A few Saturdays ago, Inter Milan, an Italian team without any Italian players that’s coached by a Portuguese, won the Champions League final against Bayern Munich, a German team, coached by a Dutchman, whose two best players are Dutch and French, known in Germany as FC Hollywood, by playing that most Italian of games: Il Catenaccio.

Catenaccio translates loosely as door bolt. It is Italy’s gift to the world game; it is anti-space, anti-movement and it seeks to corral the match in the defensive third of the field. It’s how they won the last World Cup. In tandem, that is, with being fitter than anyone else. They simply wore the other team out by making them do all the running and then scored in the last ten minutes when the other team was knackered.

Inter’s victory can confidently be described as Italianate in the sense that it is in the Italian tradition, but can it be called Italian? It is an Italian club in an Italian city owned by an Italian and supported by Italians. On the pitch itself though, these are foreign mercenaries representing Italy (an idea that complicatedly makes the Inter team more-rather-than-less Italian in a Swiss Guards, Borgias are actually from Spain kind of way). Would it have still been an Italian victory if the soccer itself had been less Italian in its style; if Inter had played like Barcelona would that have made it a more or less Italian victory? Does Italian heritage and Italian style outweigh the complete lack of Italians playing in the actual game itself?
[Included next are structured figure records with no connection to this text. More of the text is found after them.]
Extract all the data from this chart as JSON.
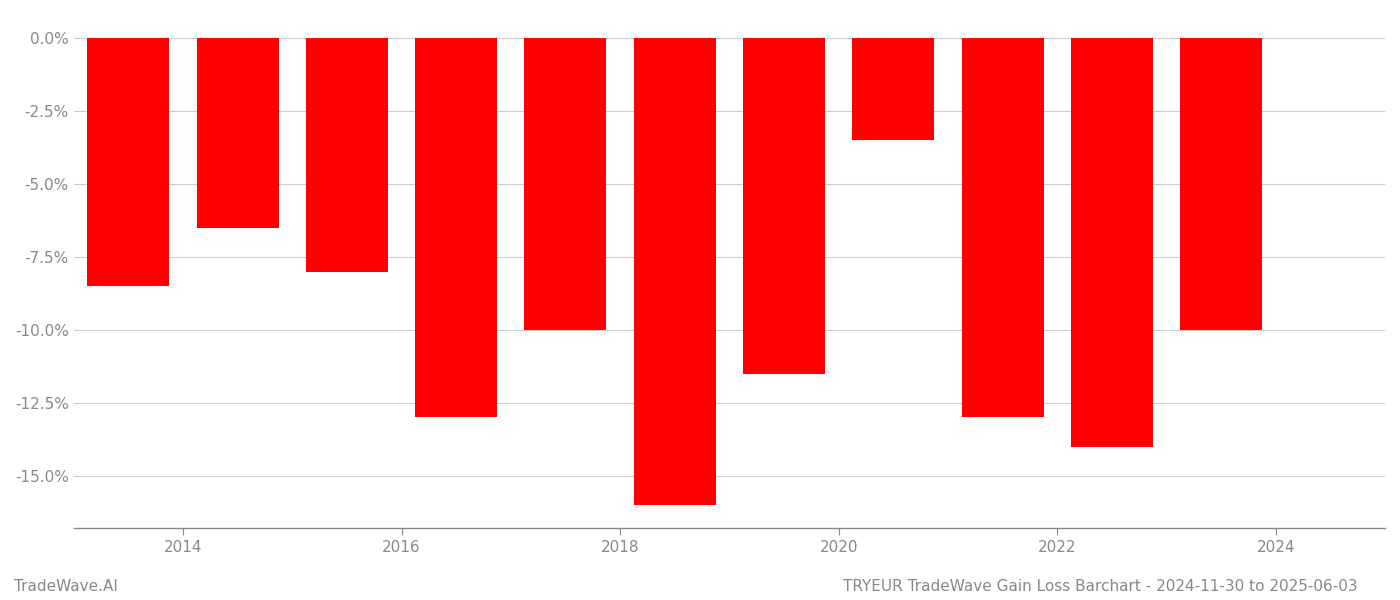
{
  "years": [
    2013.5,
    2014.5,
    2015.5,
    2016.5,
    2017.5,
    2018.5,
    2019.5,
    2020.5,
    2021.5,
    2022.5,
    2023.5
  ],
  "values": [
    -0.085,
    -0.065,
    -0.08,
    -0.13,
    -0.1,
    -0.16,
    -0.115,
    -0.035,
    -0.13,
    -0.14,
    -0.1
  ],
  "bar_color": "#ff0000",
  "background_color": "#ffffff",
  "title": "TRYEUR TradeWave Gain Loss Barchart - 2024-11-30 to 2025-06-03",
  "watermark": "TradeWave.AI",
  "ylim": [
    -0.168,
    0.008
  ],
  "yticks": [
    0.0,
    -0.025,
    -0.05,
    -0.075,
    -0.1,
    -0.125,
    -0.15
  ],
  "xticks": [
    2014,
    2016,
    2018,
    2020,
    2022,
    2024
  ],
  "xlim": [
    2013.0,
    2025.0
  ],
  "bar_width": 0.75,
  "grid_color": "#cccccc",
  "axis_color": "#888888",
  "title_fontsize": 11,
  "tick_fontsize": 11,
  "watermark_fontsize": 11
}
These questions do not present themselves in the World Cup. In the matter of national identity, the World Cup is very simple: the team is the country, and the country is the team.

Over the course of the tournament, there will be endless mentions of jogo bonito, the beautiful game, as played by Brazil. Commentators will run wild talking about Samba soccer. It’s very possible that some wise pundit on ESPN2 will say that the Brazilians disapprove of winning without flair, that they believe it to be shaming to their country, to their very sense of who they as a people are.

The list will go on and on from here: ruthlessly efficient Germans, overelaborate Spaniards, heroic but inept Englishman, argumentative post-Enlightenment Dutchmen, all playing out their manifest destiny on the world’s TV screens. Depending on how culturally sensitive your national broadcaster is, there may even be talk of the way African teams play with an almost childlike pleasure.

In 1998, France won the World Cup with a team made up of whites, blacks, and Arabs; most notably the very clearly of Algerian descent Zinedine Zidane but also the Senegalese-born Patrick Vieira and the unironically named Laurent Blanc. This team was known collectively as Les Bleus and it was a source of great delight to the culturally enlightened Frenchman when this team triumphed. France was clearly a post-racial paradise. Eight years later when Zidane head-butted Marco Materazzi, there was muttering on the Le Penite right that this was typical Arab behavior.

It does not matter if you have an Italian manager (England) or if your center forward was born in Brazil (Croatia) or even Teaneck, New Jersey (Italy). This is one of the critical comforts of the world cup. As a country is, so its style of play, its jogo, bonito or otherwise, goes.